Cloud Wars: How AI ‘Landlords’ Amazon And Microsoft May Absorb OpenAI And Anthropic – Image for illustrative purposes only (Image credits: Pixabay)
Major cloud providers have poured tens of billions into leading AI developers in recent months, forging partnerships that bind startups to their infrastructure. These deals, announced in April 2026, highlight a growing reliance on hyperscalers for the compute power essential to train frontier models.[1][2] As AI labs scale amid surging demand, the question arises whether Amazon Web Services and Microsoft Azure will evolve from supporters to dominant forces in the ecosystem.
The shift matters now because infrastructure constraints – from chip fabrication to power supply – have turned compute into a scarce resource. Early commitments lock in advantages, potentially tilting control toward those controlling the servers.[3]
Amazon Doubles Down on Anthropic with Landmark Commitment
Amazon announced on April 20, 2026, an investment of up to $25 billion in Anthropic, bringing its total backing to approximately $33 billion.[1] The structure included an initial $5 billion infusion, with the remainder contingent on commercial milestones reached by the AI firm, valued at $380 billion.
In return, Anthropic pledged more than $100 billion in spending on AWS technologies over the next decade. This encompassed commitments to use Amazon’s Trainium chips for training its Claude models and securing up to 5 gigawatts of capacity.[3] Amazon CEO Andy Jassy noted that Anthropic’s dedication to AWS Trainium for the next decade underscored progress in custom silicon development.[1]
Anthropic CEO Dario Amodei emphasized the need to match user demand for Claude, stating the collaboration would advance research while serving over 100,000 AWS builders.[1] The firm had already named AWS its primary cloud provider in 2023 and primary training partner in 2024.
Microsoft’s Evolving Grip on OpenAI
Microsoft’s partnership with OpenAI, which began in 2019 with a $1 billion investment, has grown into a multifaceted alliance involving equity stakes, IP access, and revenue sharing.[2] The company holds rights to integrate OpenAI models into its products and resell them via Azure until 2032.
Recent adjustments in late April 2026 ended cloud exclusivity, allowing OpenAI to deploy models across providers like Amazon and Google Cloud.[4] Microsoft retained non-exclusive IP licenses for non-research products and a capped 20% revenue share through 2030. OpenAI must prioritize Azure for initial shipments.

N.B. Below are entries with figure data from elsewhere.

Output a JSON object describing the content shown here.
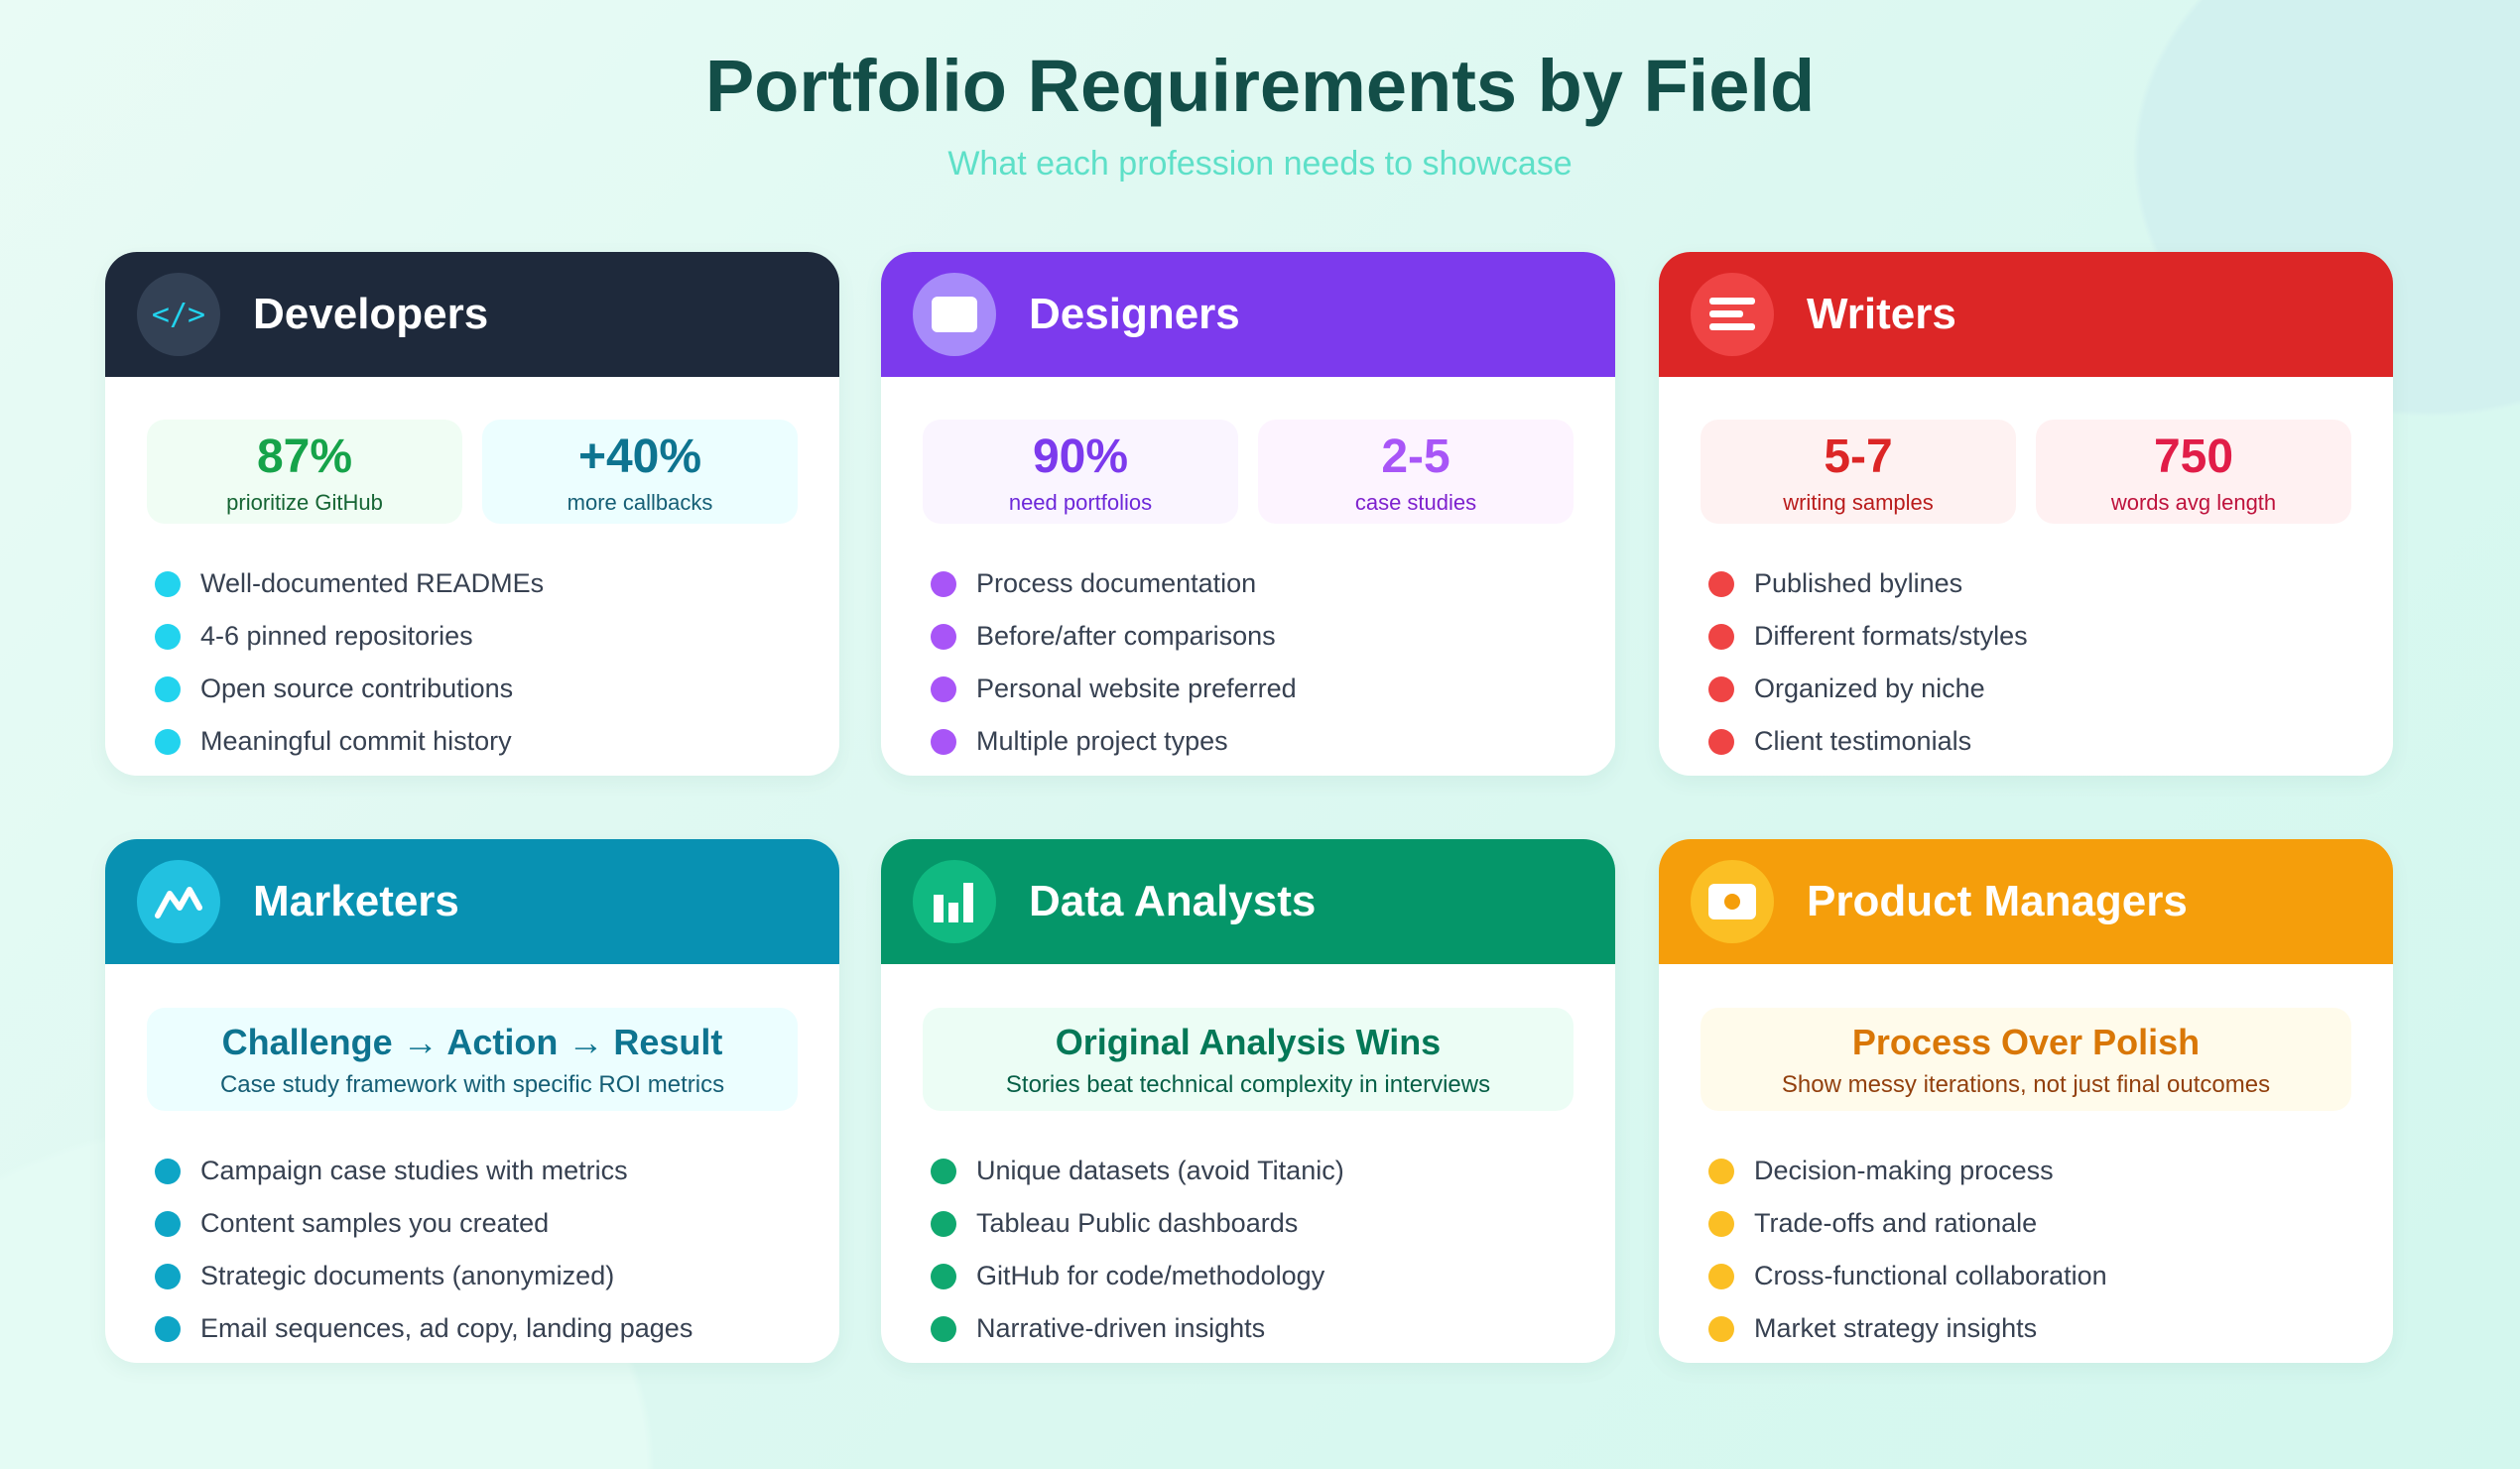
{
  "title": "Portfolio Requirements by Field",
  "subtitle": "What each profession needs to showcase",
  "cards": [
    {
      "name": "Developers",
      "icon": "code-icon",
      "color": "#1e293b",
      "stats": [
        {
          "value": "87%",
          "label": "prioritize GitHub"
        },
        {
          "value": "+40%",
          "label": "more callbacks"
        }
      ],
      "items": [
        "Well-documented READMEs",
        "4-6 pinned repositories",
        "Open source contributions",
        "Meaningful commit history"
      ]
    },
    {
      "name": "Designers",
      "icon": "image-icon",
      "color": "#7c3aed",
      "stats": [
        {
          "value": "90%",
          "label": "need portfolios"
        },
        {
          "value": "2-5",
          "label": "case studies"
        }
      ],
      "items": [
        "Process documentation",
        "Before/after comparisons",
        "Personal website preferred",
        "Multiple project types"
      ]
    },
    {
      "name": "Writers",
      "icon": "text-lines-icon",
      "color": "#dc2626",
      "stats": [
        {
          "value": "5-7",
          "label": "writing samples"
        },
        {
          "value": "750",
          "label": "words avg length"
        }
      ],
      "items": [
        "Published bylines",
        "Different formats/styles",
        "Organized by niche",
        "Client testimonials"
      ]
    },
    {
      "name": "Marketers",
      "icon": "trend-icon",
      "color": "#0891b2",
      "highlight": {
        "title": "Challenge → Action → Result",
        "text": "Case study framework with specific ROI metrics"
      },
      "items": [
        "Campaign case studies with metrics",
        "Content samples you created",
        "Strategic documents (anonymized)",
        "Email sequences, ad copy, landing pages"
      ]
    },
    {
      "name": "Data Analysts",
      "icon": "bar-chart-icon",
      "color": "#059669",
      "highlight": {
        "title": "Original Analysis Wins",
        "text": "Stories beat technical complexity in interviews"
      },
      "items": [
        "Unique datasets (avoid Titanic)",
        "Tableau Public dashboards",
        "GitHub for code/methodology",
        "Narrative-driven insights"
      ]
    },
    {
      "name": "Product Managers",
      "icon": "camera-icon",
      "color": "#f59e0b",
      "highlight": {
        "title": "Process Over Polish",
        "text": "Show messy iterations, not just final outcomes"
      },
      "items": [
        "Decision-making process",
        "Trade-offs and rationale",
        "Cross-functional collaboration",
        "Market strategy insights"
      ]
    }
  ]
}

These changes followed tensions, including OpenAI’s February 2026 deal with Amazon worth up to $50 billion. The revised terms carved out certain research IP from Microsoft’s access, introducing flexibility amid competitive pressures.[2]

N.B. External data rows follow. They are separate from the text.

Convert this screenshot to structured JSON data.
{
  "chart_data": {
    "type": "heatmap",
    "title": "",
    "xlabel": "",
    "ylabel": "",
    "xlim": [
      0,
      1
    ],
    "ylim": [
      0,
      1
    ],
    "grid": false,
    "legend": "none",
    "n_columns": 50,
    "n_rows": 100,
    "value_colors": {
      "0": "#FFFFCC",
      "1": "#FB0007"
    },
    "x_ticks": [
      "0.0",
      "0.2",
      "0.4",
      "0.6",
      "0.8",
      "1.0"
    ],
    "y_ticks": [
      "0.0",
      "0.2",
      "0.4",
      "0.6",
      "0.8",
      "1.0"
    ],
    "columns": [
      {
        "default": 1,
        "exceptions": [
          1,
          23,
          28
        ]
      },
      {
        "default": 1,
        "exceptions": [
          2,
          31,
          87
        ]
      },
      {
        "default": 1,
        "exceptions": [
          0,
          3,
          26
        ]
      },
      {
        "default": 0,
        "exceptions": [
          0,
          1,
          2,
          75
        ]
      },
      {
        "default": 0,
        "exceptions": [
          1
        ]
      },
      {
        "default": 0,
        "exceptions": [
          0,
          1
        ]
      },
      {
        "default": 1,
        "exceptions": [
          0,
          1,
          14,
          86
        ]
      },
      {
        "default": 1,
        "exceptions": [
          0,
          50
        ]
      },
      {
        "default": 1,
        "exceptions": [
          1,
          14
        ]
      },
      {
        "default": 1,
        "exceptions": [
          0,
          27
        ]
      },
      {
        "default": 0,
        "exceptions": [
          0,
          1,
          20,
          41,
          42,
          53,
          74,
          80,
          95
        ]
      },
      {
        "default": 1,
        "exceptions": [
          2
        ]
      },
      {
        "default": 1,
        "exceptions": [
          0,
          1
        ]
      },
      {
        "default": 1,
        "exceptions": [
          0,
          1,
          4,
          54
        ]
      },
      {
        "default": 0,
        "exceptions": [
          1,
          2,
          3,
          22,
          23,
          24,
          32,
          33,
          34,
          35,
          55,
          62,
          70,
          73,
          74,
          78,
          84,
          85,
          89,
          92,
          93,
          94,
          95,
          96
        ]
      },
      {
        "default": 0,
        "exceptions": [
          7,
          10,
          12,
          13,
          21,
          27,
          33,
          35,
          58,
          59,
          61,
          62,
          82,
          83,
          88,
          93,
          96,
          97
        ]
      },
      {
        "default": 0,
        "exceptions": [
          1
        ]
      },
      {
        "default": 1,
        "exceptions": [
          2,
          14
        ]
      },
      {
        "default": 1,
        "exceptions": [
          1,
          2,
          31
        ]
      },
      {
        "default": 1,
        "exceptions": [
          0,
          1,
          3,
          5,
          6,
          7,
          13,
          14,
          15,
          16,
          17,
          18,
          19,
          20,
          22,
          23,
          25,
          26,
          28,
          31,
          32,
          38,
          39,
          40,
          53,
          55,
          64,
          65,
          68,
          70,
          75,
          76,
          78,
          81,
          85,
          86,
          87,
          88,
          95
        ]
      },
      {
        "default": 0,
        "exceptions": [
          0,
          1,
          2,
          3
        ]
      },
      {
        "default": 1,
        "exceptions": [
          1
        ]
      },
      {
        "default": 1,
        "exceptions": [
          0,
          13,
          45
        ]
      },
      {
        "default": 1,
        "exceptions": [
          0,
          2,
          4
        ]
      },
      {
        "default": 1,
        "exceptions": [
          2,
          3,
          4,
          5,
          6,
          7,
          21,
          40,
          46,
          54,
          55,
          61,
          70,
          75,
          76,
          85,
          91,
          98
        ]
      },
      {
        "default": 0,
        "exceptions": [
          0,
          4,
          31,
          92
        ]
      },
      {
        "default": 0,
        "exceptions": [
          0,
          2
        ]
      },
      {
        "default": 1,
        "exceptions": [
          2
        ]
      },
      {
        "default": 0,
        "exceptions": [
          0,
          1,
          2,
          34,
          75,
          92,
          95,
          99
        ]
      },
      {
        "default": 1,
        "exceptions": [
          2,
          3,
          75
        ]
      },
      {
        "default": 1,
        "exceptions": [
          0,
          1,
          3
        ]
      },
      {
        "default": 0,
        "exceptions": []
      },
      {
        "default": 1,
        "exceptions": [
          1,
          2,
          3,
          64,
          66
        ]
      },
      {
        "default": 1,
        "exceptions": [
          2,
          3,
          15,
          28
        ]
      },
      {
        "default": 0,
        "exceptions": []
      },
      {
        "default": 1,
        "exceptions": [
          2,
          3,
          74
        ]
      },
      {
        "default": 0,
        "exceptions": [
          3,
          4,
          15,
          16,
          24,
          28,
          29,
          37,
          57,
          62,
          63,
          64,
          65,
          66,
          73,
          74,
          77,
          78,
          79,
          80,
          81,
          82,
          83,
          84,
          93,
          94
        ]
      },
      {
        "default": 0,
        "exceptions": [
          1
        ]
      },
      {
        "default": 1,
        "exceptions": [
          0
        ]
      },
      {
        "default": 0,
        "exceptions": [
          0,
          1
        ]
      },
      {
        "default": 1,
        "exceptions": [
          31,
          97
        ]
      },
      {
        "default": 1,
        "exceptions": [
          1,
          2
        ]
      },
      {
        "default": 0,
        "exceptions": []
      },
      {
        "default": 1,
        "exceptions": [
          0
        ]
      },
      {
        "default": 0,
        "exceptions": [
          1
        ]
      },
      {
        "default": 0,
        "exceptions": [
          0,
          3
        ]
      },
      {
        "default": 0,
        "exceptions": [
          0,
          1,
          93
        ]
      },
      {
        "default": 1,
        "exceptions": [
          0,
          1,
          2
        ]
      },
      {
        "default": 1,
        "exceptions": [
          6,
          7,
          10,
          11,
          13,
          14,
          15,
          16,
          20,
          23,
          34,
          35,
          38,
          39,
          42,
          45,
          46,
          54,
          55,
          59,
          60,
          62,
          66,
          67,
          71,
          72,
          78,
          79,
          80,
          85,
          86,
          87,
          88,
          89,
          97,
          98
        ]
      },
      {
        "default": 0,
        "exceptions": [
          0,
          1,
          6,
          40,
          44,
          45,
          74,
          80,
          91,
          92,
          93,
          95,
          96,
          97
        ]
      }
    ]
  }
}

Lock-In Through Contracts and Compute
The deals reveal distinct paths to interdependence. Microsoft secured economic interests and deep integration with OpenAI, positioning itself beyond a mere supplier.[2] Amazon, by contrast, focused on infrastructure provision and distribution via Bedrock, without comparable IP transfers from Anthropic.
Technical lock-in proves harder to escape. Training pipelines optimized for specific hardware – like AWS Trainium or Azure stacks – incur high migration costs. Anthropic diversified somewhat, incorporating Google TPUs and NVIDIA GPUs alongside AWS, yet remains tied through massive commitments.[2]
What matters now: Hyperscalers shape model efficiency on their platforms, turning suppliers into integral components of AI products.
Supply bottlenecks exacerbate this: Data centers take 18-24 months to build, custom chips span multi-year cycles, and power demands rival nuclear plants.[3]
Amazon’s Bold Move into OpenAI Territory
Capitalizing on OpenAI’s newfound multi-cloud freedom, Amazon integrated GPT-5.4 and upcoming GPT-5.5 models into Bedrock shortly after the Microsoft revisions.[5] This allows AWS users seamless access alongside Anthropic and other models, unified under Bedrock’s security framework.
AWS also launched Bedrock Managed Agents, leveraging OpenAI for tool execution and context management, plus tools like Amazon Quick Desktop for productivity tasks.[5] AWS VP Anthony Liguori highlighted the ease for customers to adopt without new development.
These steps signal a platform war where model choice commoditizes, but governance and deployment differentiate leaders.
Future Fault Lines in the AI Ecosystem
As AI revenue surges – Anthropic’s run rate hit $30 billion annualized by April 2026 – frontier labs face existential needs for compute amid three-to-five-year supply lags.[3] Cloud giants, with $200 billion annual capex like Amazon’s, hold the keys.
While formal absorption remains speculative, the trajectory favors hyperscalers. OpenAI gains distribution breadth; Anthropic preserves some optionality. Yet embedded dependencies suggest cloud providers will increasingly dictate the pace of innovation. The real stakes lie not in model superiority alone, but in who controls the infrastructure beneath it.[2]